Le régime parlementaire, tel qu’il fut construit en Grande-Bretagne, a longtemps inspiré la doctrine constitutionnelle française. Il repose sur une idée simple : la souveraineté est détenue par l’unique assemblée élue au suffrage universel, celle-ci représentant directement le peuple. L’élection législative est donc, en ce cas, l’élection clé de la vie politique, elle conditionne y compris la désignation du pouvoir exécutif, le Premier ministre étant mécaniquement le leader du parti qui l’a emporté.
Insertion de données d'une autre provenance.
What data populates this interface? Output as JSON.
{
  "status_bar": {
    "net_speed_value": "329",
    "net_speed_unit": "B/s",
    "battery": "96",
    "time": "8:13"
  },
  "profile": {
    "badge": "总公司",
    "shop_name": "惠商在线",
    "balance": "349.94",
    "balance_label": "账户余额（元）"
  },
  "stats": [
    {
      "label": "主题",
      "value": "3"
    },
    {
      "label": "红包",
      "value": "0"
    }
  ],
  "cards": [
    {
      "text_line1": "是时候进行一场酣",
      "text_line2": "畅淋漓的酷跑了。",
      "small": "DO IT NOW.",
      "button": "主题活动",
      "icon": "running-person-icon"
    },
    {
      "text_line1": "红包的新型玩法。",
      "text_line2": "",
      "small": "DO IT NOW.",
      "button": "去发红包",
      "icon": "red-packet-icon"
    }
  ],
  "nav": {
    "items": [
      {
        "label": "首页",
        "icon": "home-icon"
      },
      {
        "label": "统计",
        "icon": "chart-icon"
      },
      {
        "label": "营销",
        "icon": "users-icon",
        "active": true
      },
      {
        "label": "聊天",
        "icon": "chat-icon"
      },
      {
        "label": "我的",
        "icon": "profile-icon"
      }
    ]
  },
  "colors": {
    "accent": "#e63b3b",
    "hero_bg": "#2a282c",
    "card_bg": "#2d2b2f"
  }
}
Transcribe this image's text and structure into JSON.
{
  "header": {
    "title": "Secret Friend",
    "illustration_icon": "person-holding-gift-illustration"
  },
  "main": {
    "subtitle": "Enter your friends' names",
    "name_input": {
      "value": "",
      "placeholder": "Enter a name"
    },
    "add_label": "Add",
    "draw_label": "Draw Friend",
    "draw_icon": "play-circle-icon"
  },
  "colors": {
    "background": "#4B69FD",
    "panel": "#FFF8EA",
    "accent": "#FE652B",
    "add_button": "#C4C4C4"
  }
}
À la différence de ses devancières qui obéissaient à ce système, la France de la Ve République a fait le choix de faire coexister une assemblée élue au suffrage universel direct (l’Assemblée nationale) et un président élu de la même manière. La prééminence institutionnelle du second sur la première a contribué à la dévalorisation relative du scrutin législatif, ce qui s’observe par exemple au niveau de l’abstention. C’est particulièrement évident quand les législatives suivent la présidentielle, ce que le quinquennat rend possible en alignant la durée des mandats présidentiel et législatif.

L’élection des députés recouvre sa centralité dans les situations autres, notamment lorsqu'un président de la République doit affronter une élection législative au cours de son mandat. Cette situation s’est présenté lorsqu'il n’y avait pas de concordance entre élection présidentielle (tous les 7 ans) et élections législatives (tous les 5 ans). Le président était alors confronté au risque de devoir, en cas de défaite de sa majorité aux législatives, "cohabiter" avec un Premier ministre du camp adverse. C’est ce qui arriva à François Mitterrand à la suite de revers essuyé par la gauche aux législatives de 1986, puis à nouveau en 1993 dans les mêmes conditions. Jacques Chirac connut la même situation après la défaite de la droite en 1997, à la suite de la dissolution anticipée de l’Assemblée nationale.

La logique est en ce cas celle des élections dites du midterm aux États-Unis : à mi-mandat, le président doit parfois composer avec une Chambre des représentants qui lui est défavorable.